The budget proposal, unveiled last month, declines to request funding for the Japanese American Confinement Sites (JACS) grant program, which has provided more than $21 million of funding for the research and preservation of World War II-era incarceration camps, collection centers, and Department of Justice prisons over nearly a decade.
In 2006, Congress authorized up to $38 million for the life of the grant program and began appropriations in 2009, with funding levels at about $2 million per year.
David Inoue — executive director of the nonprofit Japanese American Citizens League (JACL), a civil rights organization formed in 1929 by multiple Japanese-American groups — said that if approved by Congress, the loss of funding would be coming at a critical time.
“A lot of it goes into preserving the stories of people who were incarcerated, and a lot of those people are dying right now,” he said. “So that’s why it’s imperative that we do keep funding going. There’s always the possibility that we could restart funding in a year if it’s cut this year, but the problem is how many possible people whose stories haven’t been preserved will have been lost in that one year?”
The JACL is encouraging people to contact their representatives about the issue before Friday, the deadline for members of Congress to submit their requests for funding.
Democratic Rep. Doris Matsui of California, who was born in the Poston incarceration camp in Arizona, is also writing a letter in support of the program to the House Appropriations Committee, and is asking other Congress members to sign on, her office said.
The White House Office of Management and Budget did not reply to a request for comment.
"The proposed budget makes a historic investment in our National Parks infrastructure backlog," Heather Swift, Department of the Interior press secretary, said. "The budget prioritizes funding for core operations in the National Park System and addressing the $11.6 deferred maintenance backlog in parks across the nation through the Public Lands Infrastructure Fund. The budget request identifies savings in other programs, including some competitive grant programs."
Bruce Embrey — co-chair of the Manzanar Committee, which has organized the annual pilgrimage to Manzanar for the past four decades— said that the grant isn’t a partisan issue — it’s one that both Democrats and Republicans have supported in the past.
“Ever since Ronald Reagan signed the Civil Liberties Act in 1988, every sitting president has worked to make sure this story of what happened to Japanese and Japanese Americans during World War II was in everyone’s minds,” he said, referring to the law that included a formal apology and reparations to survivors of Japanese-American incarceration. “Every president except the current president has made sure that the lessons from a xenophobic, racist law not be lost on our country.”
The JACS grant program, signed into law by former President George W. Bush, has funded a variety of books, films, oral histories, traveling exhibits, museums, as well as digitizing archival materials and preservation projects at internment sites.

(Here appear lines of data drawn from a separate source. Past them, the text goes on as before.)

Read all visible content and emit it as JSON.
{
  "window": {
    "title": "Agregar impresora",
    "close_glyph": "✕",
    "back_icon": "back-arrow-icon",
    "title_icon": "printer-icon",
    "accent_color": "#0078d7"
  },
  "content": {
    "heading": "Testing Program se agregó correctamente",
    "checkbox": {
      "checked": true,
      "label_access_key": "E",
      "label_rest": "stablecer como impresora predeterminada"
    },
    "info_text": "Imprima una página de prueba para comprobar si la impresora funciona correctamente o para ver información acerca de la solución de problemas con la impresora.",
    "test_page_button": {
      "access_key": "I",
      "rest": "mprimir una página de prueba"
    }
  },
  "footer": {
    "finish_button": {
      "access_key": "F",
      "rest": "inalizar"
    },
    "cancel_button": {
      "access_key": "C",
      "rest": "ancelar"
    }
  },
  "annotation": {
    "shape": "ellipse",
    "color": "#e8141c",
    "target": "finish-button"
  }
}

Last year, the Japanese American National Museum in Los Angeles received a grant to digitize 45 home movies made by Japanese-American families from the 1920s through the 1950s. In 2011, the Seattle-based nonprofit Densho was awarded funds to develop a curriculum to train hundreds of teachers about incarceration. And in 2009, the Manzanar Committee received a grant to create a full-length documentary about a group of internees who crawled under barbed wire fences to fish in nearby lakes.
Dakota Russell, museum manager at the Heart Mountain Interpretive Center — which has received funding from the JACS grant — credits the program for boosting public awareness about incarceration.
“As soon as these funds started being appropriated in 2009, I think you can definitely see a marked increase in the number of people who are aware of our story,” he said. “If the center wasn’t here, I think this would be a collection of buildings that nobody knew about. But having people and exhibits on the ground, videos where people can hear the story from the words of former internees makes a huge difference in explaining a chapter of history that isn’t understood by most Americans.”
Without continued funding, he said, “We’re really going to struggle.”
Samuel Mihara, who spent three years behind barbed wire at Heart Mountain starting in 1942 when he was just 9 years old, agreed.
"It's the physical presence of Heart Mountain that reminds people that this is for real — it really happened, right here," said Mihara, now a board member of the Heart Mountain Wyoming Foundation. "You need to have a facility where people can go and see, touch and feel — and therefore remember."
Hiroshi Shimizu, who was born at Topaz, an incarceration camp in Utah, and then spent the next three years at Tule Lake in California, called the slash to funding “an insult.”
“If anything they should be helping us to tell this story,” he said.
But it’s not just the Japanese-American community that will suffer, Shimizu, who is president of the Tule Lake Committee, noted.
“There’s an important story that needs to be told to America that the Confinement Sites grant funds,” he said. “And without it, it’s America that will lose.”